Thursday, August 23, 2007

Symphony / Nina Conti / Dracula

Edinburgh Castle, from Grassmarket

Event #29: Symphony without Orchestra
Once upon a time, long before MP3 players and LP vinyl fetishists, the only way to hear the great concert works was through home piano recitals. Symphonies and concertos (for almost any instrument) were commonly rendered as four-hand piano works, either because the composer worked out their ideas thus (Brahm, Dvorak, Stravinsky, ...) or because publication of such arrangements was an important mechanism for disseminating the work.

Today's lunchtime concert was Tchaikowsky's Symphony No.6 "Pathetique", begun in February 1893 and premiered in October that year, one week before the composer's death.
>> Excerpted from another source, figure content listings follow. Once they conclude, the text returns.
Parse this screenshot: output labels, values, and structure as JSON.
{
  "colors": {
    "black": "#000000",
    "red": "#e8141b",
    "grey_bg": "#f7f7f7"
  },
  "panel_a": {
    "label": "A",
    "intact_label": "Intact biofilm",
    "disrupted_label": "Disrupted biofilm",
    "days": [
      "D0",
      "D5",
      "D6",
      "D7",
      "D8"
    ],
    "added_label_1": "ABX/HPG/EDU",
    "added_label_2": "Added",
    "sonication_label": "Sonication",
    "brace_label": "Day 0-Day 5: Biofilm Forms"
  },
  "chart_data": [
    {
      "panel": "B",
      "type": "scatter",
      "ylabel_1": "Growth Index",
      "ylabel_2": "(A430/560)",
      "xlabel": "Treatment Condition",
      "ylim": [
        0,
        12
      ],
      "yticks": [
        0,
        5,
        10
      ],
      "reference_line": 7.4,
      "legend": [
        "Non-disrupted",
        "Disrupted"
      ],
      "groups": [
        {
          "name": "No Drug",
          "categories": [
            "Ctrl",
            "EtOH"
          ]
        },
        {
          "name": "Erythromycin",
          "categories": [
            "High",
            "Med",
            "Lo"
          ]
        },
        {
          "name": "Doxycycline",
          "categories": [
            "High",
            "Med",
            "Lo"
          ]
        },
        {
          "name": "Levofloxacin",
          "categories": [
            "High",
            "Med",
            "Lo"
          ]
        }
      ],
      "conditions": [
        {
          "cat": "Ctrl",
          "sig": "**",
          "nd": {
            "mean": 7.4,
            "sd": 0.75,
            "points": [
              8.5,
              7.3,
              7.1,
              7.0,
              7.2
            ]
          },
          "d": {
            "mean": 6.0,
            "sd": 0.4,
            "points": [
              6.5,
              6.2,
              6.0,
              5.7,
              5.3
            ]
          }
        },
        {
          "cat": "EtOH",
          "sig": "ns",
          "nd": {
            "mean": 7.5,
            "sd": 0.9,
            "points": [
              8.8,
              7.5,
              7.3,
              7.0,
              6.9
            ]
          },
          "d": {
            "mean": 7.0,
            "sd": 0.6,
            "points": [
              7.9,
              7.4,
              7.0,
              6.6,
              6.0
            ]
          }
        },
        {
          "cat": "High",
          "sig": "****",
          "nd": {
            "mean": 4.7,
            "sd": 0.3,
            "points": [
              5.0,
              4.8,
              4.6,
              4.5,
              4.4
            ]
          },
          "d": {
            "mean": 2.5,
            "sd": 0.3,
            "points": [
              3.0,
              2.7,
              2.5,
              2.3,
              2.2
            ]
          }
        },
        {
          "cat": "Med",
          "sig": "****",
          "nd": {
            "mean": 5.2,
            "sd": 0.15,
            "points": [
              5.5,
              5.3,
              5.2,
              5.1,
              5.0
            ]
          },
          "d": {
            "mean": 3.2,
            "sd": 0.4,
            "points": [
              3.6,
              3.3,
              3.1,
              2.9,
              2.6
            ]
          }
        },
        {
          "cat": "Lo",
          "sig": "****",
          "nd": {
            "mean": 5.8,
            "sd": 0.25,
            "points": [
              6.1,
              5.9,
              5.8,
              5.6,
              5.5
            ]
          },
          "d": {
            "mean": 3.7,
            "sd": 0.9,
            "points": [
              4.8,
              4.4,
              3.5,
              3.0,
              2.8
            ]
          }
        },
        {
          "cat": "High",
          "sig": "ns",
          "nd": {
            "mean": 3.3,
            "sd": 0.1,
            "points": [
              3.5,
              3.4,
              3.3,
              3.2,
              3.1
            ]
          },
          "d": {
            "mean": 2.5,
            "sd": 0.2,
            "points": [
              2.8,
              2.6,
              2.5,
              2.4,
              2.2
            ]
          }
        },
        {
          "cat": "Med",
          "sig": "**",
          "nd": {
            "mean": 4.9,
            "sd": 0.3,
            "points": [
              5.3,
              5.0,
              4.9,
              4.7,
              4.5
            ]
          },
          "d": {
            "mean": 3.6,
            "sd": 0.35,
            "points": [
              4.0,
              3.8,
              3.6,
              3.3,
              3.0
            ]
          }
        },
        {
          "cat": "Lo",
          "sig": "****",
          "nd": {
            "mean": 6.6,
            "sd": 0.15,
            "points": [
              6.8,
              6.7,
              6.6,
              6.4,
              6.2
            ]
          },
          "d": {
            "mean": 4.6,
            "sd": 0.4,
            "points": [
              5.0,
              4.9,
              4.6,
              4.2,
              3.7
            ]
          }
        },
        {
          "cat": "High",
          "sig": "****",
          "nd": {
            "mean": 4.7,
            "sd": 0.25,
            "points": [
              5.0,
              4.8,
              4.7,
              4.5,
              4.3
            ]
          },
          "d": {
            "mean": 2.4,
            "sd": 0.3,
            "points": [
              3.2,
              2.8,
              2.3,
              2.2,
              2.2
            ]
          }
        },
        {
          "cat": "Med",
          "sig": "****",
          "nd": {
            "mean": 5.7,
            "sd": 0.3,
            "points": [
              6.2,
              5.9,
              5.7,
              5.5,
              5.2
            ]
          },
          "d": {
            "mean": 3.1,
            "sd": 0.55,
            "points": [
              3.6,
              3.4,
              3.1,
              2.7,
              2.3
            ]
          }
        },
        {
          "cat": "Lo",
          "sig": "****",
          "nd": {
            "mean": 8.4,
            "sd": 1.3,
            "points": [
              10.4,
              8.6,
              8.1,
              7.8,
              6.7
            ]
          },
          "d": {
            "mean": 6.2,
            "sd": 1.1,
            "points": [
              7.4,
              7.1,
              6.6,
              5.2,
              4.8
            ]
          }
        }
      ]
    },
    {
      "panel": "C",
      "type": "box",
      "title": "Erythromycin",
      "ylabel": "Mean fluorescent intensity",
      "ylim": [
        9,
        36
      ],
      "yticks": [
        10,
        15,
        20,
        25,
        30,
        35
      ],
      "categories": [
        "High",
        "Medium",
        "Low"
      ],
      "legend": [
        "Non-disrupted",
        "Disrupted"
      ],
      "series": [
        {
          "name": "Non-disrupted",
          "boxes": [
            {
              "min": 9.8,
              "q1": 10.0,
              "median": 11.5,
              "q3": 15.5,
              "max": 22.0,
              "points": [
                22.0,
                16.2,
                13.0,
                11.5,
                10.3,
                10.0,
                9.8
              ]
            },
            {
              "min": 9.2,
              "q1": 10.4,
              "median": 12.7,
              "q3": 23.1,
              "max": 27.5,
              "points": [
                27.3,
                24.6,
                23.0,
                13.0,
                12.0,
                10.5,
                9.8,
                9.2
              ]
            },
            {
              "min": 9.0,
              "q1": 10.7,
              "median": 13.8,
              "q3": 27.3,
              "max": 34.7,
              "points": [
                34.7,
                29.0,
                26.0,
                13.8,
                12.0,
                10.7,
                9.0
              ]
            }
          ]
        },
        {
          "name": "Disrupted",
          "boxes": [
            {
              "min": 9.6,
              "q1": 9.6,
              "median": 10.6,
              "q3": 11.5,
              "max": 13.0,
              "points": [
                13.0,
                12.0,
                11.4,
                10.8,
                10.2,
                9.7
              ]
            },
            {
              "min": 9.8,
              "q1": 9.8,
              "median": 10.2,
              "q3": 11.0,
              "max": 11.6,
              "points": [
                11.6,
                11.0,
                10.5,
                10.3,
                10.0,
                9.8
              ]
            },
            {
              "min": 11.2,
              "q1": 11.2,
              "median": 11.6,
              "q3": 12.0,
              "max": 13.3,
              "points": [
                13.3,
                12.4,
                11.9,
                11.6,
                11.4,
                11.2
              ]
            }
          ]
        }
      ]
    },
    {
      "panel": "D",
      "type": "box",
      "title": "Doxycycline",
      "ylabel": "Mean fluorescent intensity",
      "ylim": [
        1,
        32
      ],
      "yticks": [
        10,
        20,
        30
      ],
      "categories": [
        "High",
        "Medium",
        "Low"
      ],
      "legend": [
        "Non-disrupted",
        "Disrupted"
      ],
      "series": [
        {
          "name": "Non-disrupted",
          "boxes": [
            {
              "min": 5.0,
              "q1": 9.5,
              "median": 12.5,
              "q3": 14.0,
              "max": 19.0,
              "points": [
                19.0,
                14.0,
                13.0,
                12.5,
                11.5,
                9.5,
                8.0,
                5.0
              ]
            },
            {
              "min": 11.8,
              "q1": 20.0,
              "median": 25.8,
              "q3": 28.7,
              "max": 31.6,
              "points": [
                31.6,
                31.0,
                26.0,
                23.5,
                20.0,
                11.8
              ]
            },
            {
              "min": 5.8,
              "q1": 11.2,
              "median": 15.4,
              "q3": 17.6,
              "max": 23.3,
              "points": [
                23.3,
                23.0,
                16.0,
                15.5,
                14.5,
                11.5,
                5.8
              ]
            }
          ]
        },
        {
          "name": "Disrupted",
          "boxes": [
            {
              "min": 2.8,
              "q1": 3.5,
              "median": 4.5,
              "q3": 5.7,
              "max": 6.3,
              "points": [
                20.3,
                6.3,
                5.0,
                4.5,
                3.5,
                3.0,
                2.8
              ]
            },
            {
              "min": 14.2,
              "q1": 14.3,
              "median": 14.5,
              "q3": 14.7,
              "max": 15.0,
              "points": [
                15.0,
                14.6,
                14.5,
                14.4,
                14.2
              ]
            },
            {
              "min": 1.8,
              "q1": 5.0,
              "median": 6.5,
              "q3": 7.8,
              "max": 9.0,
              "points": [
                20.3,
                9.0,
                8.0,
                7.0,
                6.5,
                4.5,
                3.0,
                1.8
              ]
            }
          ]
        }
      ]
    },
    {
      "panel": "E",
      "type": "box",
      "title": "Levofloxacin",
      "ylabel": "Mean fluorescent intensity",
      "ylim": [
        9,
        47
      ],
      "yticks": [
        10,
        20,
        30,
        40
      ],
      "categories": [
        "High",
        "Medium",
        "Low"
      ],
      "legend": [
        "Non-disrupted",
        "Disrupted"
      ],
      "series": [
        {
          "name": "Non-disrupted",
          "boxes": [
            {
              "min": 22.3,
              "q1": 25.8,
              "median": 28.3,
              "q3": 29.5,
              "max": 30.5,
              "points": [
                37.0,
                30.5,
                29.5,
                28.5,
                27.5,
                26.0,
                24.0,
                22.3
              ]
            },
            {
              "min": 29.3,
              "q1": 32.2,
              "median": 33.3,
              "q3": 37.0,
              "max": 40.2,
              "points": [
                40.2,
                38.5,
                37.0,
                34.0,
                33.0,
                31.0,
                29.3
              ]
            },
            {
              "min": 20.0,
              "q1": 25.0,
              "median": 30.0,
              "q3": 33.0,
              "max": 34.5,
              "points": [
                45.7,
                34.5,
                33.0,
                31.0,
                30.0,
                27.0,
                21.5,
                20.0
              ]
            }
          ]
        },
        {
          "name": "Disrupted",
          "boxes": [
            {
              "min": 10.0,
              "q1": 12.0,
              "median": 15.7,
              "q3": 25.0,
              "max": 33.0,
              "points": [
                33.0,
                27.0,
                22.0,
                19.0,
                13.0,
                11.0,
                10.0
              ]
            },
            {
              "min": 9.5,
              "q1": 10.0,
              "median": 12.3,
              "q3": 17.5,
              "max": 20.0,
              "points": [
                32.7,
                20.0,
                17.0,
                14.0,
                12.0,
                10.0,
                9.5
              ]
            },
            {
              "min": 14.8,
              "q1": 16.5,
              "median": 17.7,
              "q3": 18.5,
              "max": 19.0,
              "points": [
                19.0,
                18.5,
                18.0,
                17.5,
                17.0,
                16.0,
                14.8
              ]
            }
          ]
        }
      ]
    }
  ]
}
The four able hands at the piano belonged to Stefan Warzycki and Adrian Sims, who really delivered an exciting reading of the work, especially in the third movement. A special round of applause for that effort.

My friend Rob put me onto the works of Jane Jacobs earlier this year. I just finished her slim but intensely rewarding volume "Cities and the Wealth of Nations" (1984). Really heady stuff, provocative and accessible. I have her "Dark Age Ahead"(2004) on my shelf, and look forward to reading her major work "The Death and Life of Great American Cities." (1961).

Event #30: Nina Conti: Complete and Utter Conti

I think I laughed more in the first 15 minutes of this ventriloquist show than in any other period during the festival. Nina's principal sidekick is a monkey, painfully "aware" of its existence as a ventriloquist's puppet. Nevertheless it attempts to take over the proceedings, hypnotising Nina so that she is "possessed" by her grandfather, also a ventriloquist, who "speaks" to his late wife in the kitchen. If you're following this, you can see there's a lot going on at one time; Nina does not restrict her voice-throwing to puppets on her arm.
She also plays a northern housewife, who is about to achieve her dream of becoming a mermaid, through the aid of a local butcher and a sturgeon with a beautiful tail. The mermaid-to-be claims that little will change in her life post-op, just a plunge-pool in the living room and getting the sofa laminated. Otherwise it will be telly and ciggies as usual.

In the close of the show, Monkey finally takes control of Nina's mind, forcing her to don a monkey-suit and hold a Nina puppet...

Event #31: Dracula / Black & White Rainbow

As far as I can tell, Black & White Rainbow is a company of young Cambridge graduates, led by Simon Evans. They're doing 2 plays and a close-up magic show for the Fringe. Tonight I saw "Dracula", a one-hour retelling of the original Bram Stoker story. Although rarely scary, the production plays up the sexual elements of blood and the vampire legend.

I was especially impressed by the unidentified actors playing Dracula and Lucy Westenra, his first victim. The staging was simple but effective, actors unused in a scene carried long mirrors to delineate a space or act as window shutters. The choreography for such a young company was also impressive, especially in a concluding fight scene.